En quête du volume parfait. « La conception des alarmes sonores est un vrai enjeu en termes de risques professionnels, notamment pour la prévention des accidents du travail », rappelle Patrick Chevret, responsable du laboratoire acoustique au travail de l'INRS, qui a présenté le 10 février l'une des études menées actuellement par l'institut sur le bruit* au sommet pour l'action sur l'intelligence artificielle (IA) organisé par le ministère du travail.
HSE
Hygiène, sécurité et environnement (HSE) est un domaine d’expertise ayant pour vocation le contrôle et la prévention des risques professionnels ainsi que la prise en compte des impacts sur l’environnement de l’activité humaine. L’HSE se divise donc en deux grands domaines : l’hygiène et la sécurité au travail (autrement appelées Santé, Sécurité au travail ou SST) et l’environnement.
D’un côté, une alarme peu audible peut entraîner un risque de collision sur un chantier par exemple (environnement bruyant, casques anti-bruit).
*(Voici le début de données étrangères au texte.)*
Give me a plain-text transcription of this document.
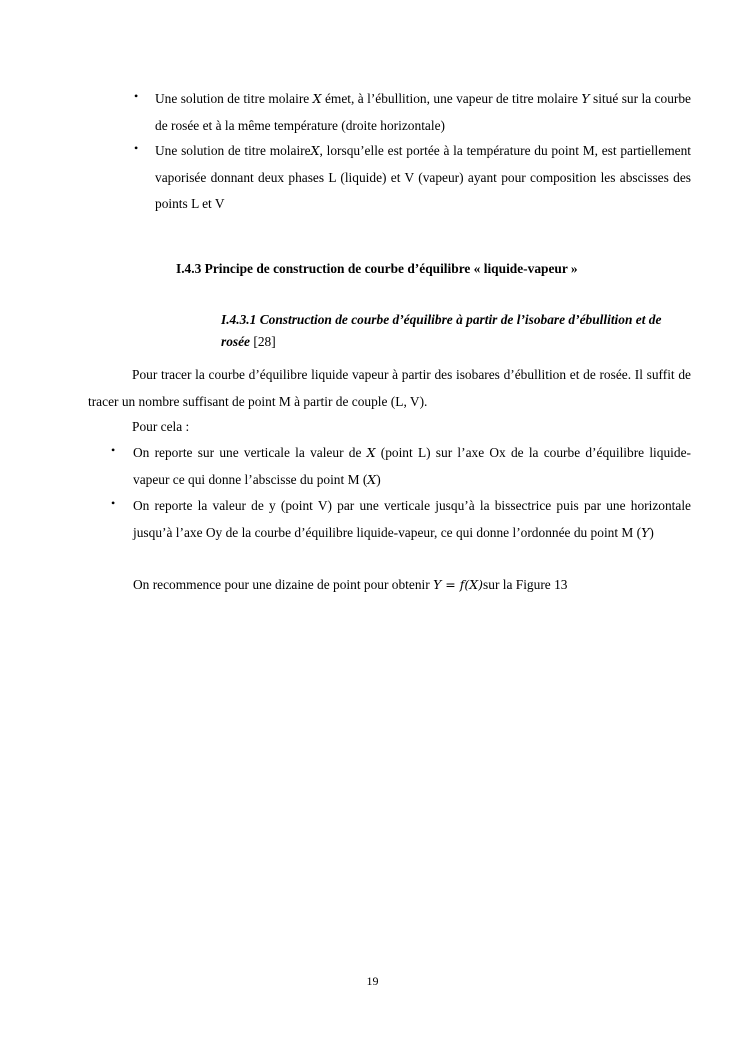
• Une solution de titre molaire X émet, à l’ébullition, une vapeur de titre molaire Y situé sur la courbe de rosée et à la même température (droite horizontale)
• Une solution de titre molaireX, lorsqu’elle est portée à la température du point M, est partiellement vaporisée donnant deux phases L (liquide) et V (vapeur) ayant pour composition les abscisses des points L et V
I.4.3 Principe de construction de courbe d’équilibre « liquide-vapeur »
I.4.3.1 Construction de courbe d’équilibre à partir de l’isobare d’ébullition et de rosée [28]
Pour tracer la courbe d’équilibre liquide vapeur à partir des isobares d’ébullition et de rosée. Il suffit de tracer un nombre suffisant de point M à partir de couple (L, V).
Pour cela :
• On reporte sur une verticale la valeur de X (point L) sur l’axe Ox de la courbe d’équilibre liquide- vapeur ce qui donne l’abscisse du point M (X)
• On reporte la valeur de y (point V) par une verticale jusqu’à la bissectrice puis par une horizontale jusqu’à l’axe Oy de la courbe d’équilibre liquide-vapeur, ce qui donne l’ordonnée du point M (Y)
On recommence pour une dizaine de point pour obtenir Y = f(X)sur la Figure 13
19
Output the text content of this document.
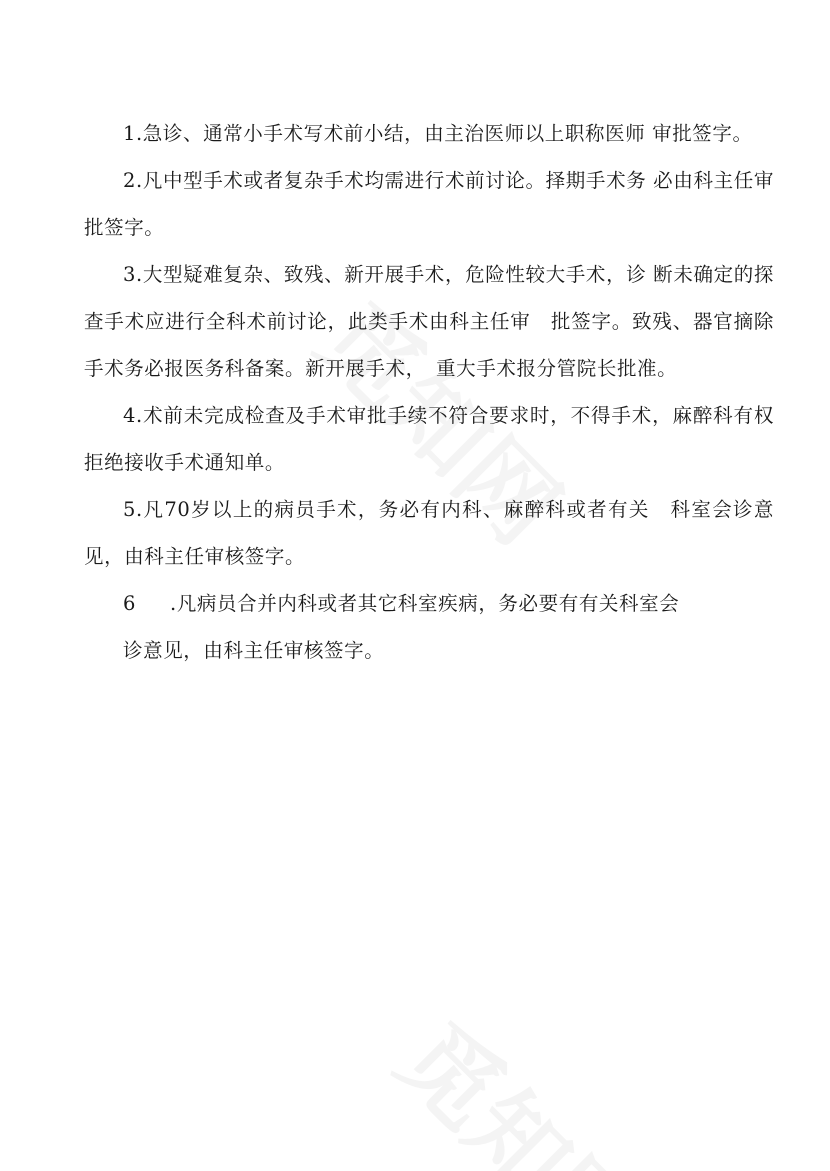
1.急诊、通常小手术写术前小结，由主治医师以上职称医师 审批签字。

2.凡中型手术或者复杂手术均需进行术前讨论。择期手术务 必由科主任审批签字。

3.大型疑难复杂、致残、新开展手术，危险性较大手术，诊 断未确定的探查手术应进行全科术前讨论，此类手术由科主任审　批签字。致残、器官摘除手术务必报医务科备案。新开展手术，　重大手术报分管院长批准。

4.术前未完成检查及手术审批手续不符合要求时，不得手术，麻醉科有权拒绝接收手术通知单。

5.凡70岁以上的病员手术，务必有内科、麻醉科或者有关　科室会诊意见，由科主任审核签字。

6 .凡病员合并内科或者其它科室疾病，务必要有有关科室会
诊意见，由科主任审核签字。
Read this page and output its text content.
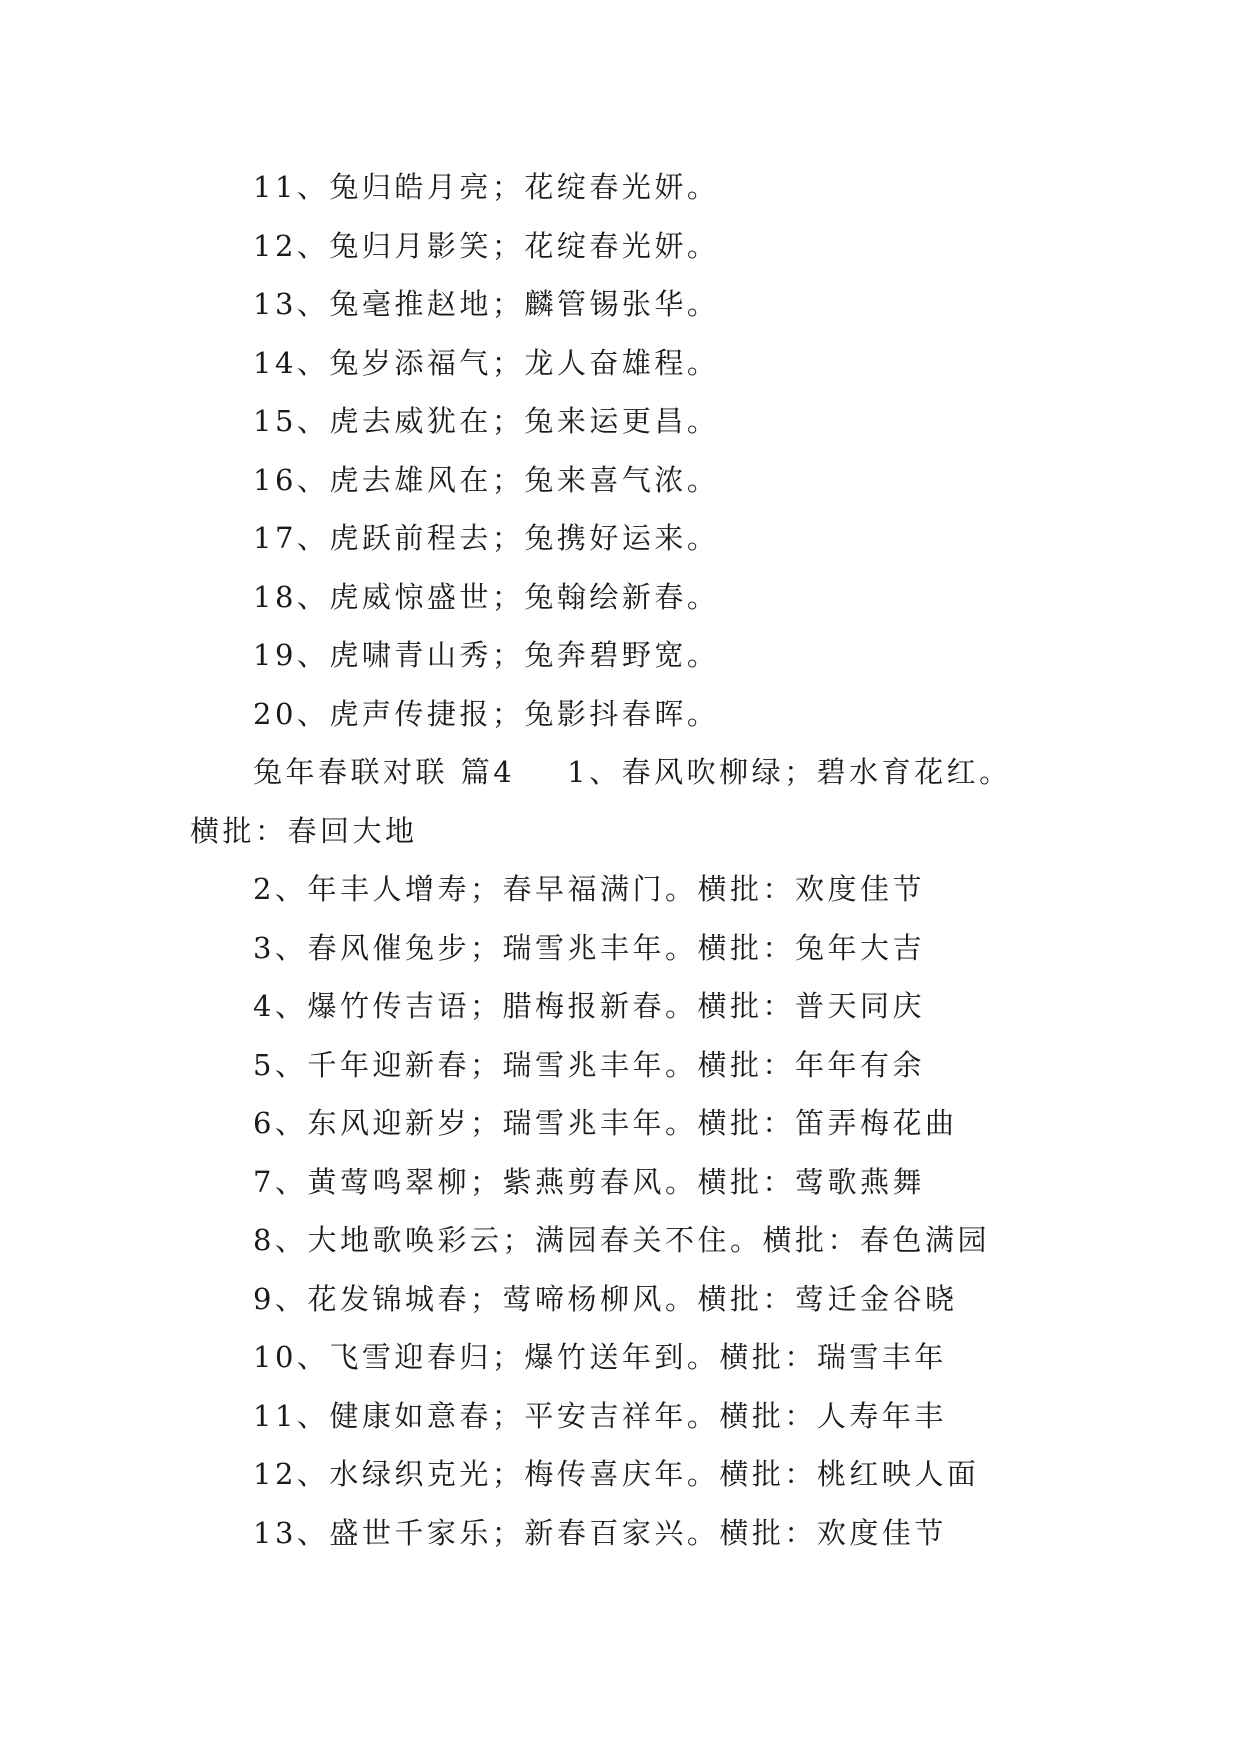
11、兔归皓月亮；花绽春光妍。
12、兔归月影笑；花绽春光妍。
13、兔毫推赵地；麟管锡张华。
14、兔岁添福气；龙人奋雄程。
15、虎去威犹在；兔来运更昌。
16、虎去雄风在；兔来喜气浓。
17、虎跃前程去；兔携好运来。
18、虎威惊盛世；兔翰绘新春。
19、虎啸青山秀；兔奔碧野宽。
20、虎声传捷报；兔影抖春晖。
兔年春联对联 篇4 1、春风吹柳绿；碧水育花红。
横批：春回大地
2、年丰人增寿；春早福满门。横批：欢度佳节
3、春风催兔步；瑞雪兆丰年。横批：兔年大吉
4、爆竹传吉语；腊梅报新春。横批：普天同庆
5、千年迎新春；瑞雪兆丰年。横批：年年有余
6、东风迎新岁；瑞雪兆丰年。横批：笛弄梅花曲
7、黄莺鸣翠柳；紫燕剪春风。横批：莺歌燕舞
8、大地歌唤彩云；满园春关不住。横批：春色满园
9、花发锦城春；莺啼杨柳风。横批：莺迁金谷晓
10、飞雪迎春归；爆竹送年到。横批：瑞雪丰年
11、健康如意春；平安吉祥年。横批：人寿年丰
12、水绿织克光；梅传喜庆年。横批：桃红映人面
13、盛世千家乐；新春百家兴。横批：欢度佳节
De l’autre, une alarme dont le volume est trop élevé peut provoquer un accident, « si la personne fait un geste déplacé, surprise par l’alarme ». Même enjeu dans un bloc opératoire, où se chevauchent un « tas d’alarmes correspondant à un indicateur de fréquence cardiaque, de saturation d’oxygène, etc. », illustre Patrick Chevret, et dans lequel le chirurgien doit être averti, sans être brusqué.
« Comment concevoir une alarme qui soit suffisamment audible et pas trop forte ? », résume le préventeur. Une question simple dont la réponse ne l’est pas. « Lorsque l’on consulte la littérature scientifique et l’ensemble des normes qui existent sur le sujet, on se rend compte qu’il n’y a pas vraiment de consensus, notamment sur la façon de régler le niveau sonore de l’alarme par rapport au bruit de fond », révèle-t-il. La faute notamment à un ensemble de variables important (fréquences, signatures temporelles, niveaux sonores, récurrences, tâches effectuées par le salarié, etc.), qui « interagissent toutes au niveau du cerveau du salarié qui est en train de travailler ».
Aujourd’hui, la quête du niveau sonore optimal des alarmes se poursuit en laboratoire. « Nous faisons écouter à un certain nombre de sujets, différentes alarmes à différents niveaux sonores par rapport au bruit de fond, rapporte Patrick Chevret. Et nous leur demandons d’évaluer leurs audibilités. » Problème : ces approches sont gourmandes en temps et en personnel. « Elle sont limitées à un type d’alarme, à un type de bruit de fond et nécessitent un nombre de sujets très important », poursuit-il.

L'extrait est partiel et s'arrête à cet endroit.